13. Mr Jones submits that the judge failed fully to take into account the contents of the CAFCASS report, which included a reference by the girl, that she would go to bed and hear him getting angry, that he would hurt her Mum and often when she came down in the morning things would be broken. That is an account from an 8-year old child, not having witnessed any direct assault but an inference of what she heard taking place in the home. The judge dealt with that broadly by saying in paragraph 54 that:

"I had no doubt this was a tempestuous relationship and that within the household there were rows, shouting and things were thrown. I have no doubt that this behaviour was seen by [the girl]."

In my view the judge was alive to the girl's allegations, but did not feel that it was sufficient to tip the balance.

14. A secondary point is that the father's own background is unhappy. He grew up in a house where his father was violent to his mother. It seems to me a far cry from that that he would follow suit. He expressly said that he tried to ensure that he did not behave like his father.

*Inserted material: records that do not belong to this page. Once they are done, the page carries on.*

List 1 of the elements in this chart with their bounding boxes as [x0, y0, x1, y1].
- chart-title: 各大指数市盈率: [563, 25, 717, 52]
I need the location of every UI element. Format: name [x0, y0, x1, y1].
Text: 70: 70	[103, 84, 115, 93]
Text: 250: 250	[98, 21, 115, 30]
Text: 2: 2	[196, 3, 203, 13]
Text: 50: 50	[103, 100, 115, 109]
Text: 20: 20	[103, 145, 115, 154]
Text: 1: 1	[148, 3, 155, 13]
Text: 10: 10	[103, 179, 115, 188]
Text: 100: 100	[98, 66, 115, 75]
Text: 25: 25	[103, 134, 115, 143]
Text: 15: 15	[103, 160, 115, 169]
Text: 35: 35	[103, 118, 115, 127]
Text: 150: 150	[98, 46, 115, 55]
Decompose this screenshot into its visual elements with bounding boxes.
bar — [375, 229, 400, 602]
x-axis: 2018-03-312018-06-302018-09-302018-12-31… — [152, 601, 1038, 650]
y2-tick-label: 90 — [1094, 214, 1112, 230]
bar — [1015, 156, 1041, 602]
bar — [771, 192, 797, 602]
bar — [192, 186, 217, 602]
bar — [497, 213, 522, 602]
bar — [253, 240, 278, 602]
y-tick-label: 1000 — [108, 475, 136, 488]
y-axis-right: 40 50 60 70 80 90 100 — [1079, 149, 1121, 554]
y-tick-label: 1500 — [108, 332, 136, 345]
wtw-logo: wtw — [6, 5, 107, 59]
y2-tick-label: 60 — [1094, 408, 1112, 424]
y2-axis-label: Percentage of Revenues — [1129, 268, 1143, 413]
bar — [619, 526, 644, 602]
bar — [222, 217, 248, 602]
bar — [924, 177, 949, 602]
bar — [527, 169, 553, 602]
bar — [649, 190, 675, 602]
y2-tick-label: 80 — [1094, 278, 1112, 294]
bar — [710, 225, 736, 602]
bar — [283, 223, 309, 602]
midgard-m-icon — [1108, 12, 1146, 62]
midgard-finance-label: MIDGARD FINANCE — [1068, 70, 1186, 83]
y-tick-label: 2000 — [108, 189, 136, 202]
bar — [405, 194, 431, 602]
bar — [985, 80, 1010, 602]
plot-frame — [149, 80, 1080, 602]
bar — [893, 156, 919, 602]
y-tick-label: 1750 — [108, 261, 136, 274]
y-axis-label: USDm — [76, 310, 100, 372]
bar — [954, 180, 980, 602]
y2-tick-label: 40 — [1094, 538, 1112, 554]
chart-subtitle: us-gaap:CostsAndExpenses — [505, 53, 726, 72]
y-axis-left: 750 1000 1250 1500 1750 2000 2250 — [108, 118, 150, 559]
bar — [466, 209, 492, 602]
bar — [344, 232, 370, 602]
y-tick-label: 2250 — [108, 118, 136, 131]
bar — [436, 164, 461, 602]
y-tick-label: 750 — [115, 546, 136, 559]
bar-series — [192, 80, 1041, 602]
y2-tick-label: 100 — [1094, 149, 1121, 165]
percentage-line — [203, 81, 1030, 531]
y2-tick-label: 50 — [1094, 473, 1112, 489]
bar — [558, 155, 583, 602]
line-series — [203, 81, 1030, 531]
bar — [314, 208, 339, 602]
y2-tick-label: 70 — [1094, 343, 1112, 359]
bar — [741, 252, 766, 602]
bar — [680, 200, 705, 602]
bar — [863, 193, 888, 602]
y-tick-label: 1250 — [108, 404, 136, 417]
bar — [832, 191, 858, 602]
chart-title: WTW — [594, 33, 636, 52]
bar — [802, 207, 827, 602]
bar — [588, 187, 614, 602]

15. Pointers as to the lack of reliability in the father's evidence are that in his statement he stated he was suffering blackouts for 12 months after the attack, but in the letter from the locum psychiatrist he apparently recited the history where those blackouts had been occurring over the past 18 months. He said in his statement that he did not spank the children but he gave evidence, which the judge accepted and referred to, that he would smack the girl when she was particularly naughty but always over clothes and never leaving marks (paragraph 50 of the judgment).

16. The judge was aware of those discrepancies. They are not sufficient, in my judgment, to undermine the essential finding of this judgment that the judge simply did not believe the mother. An appeal against a finding of a lack of credibility is nigh impossible to mount. In my judgment the mother does not come even close to mounting it in this case. I would refuse permission to appeal.

17. LADY JUSTICE SMITH: I agree.

Order: Application for permission to appeal refused. Public funding assessment for both parties.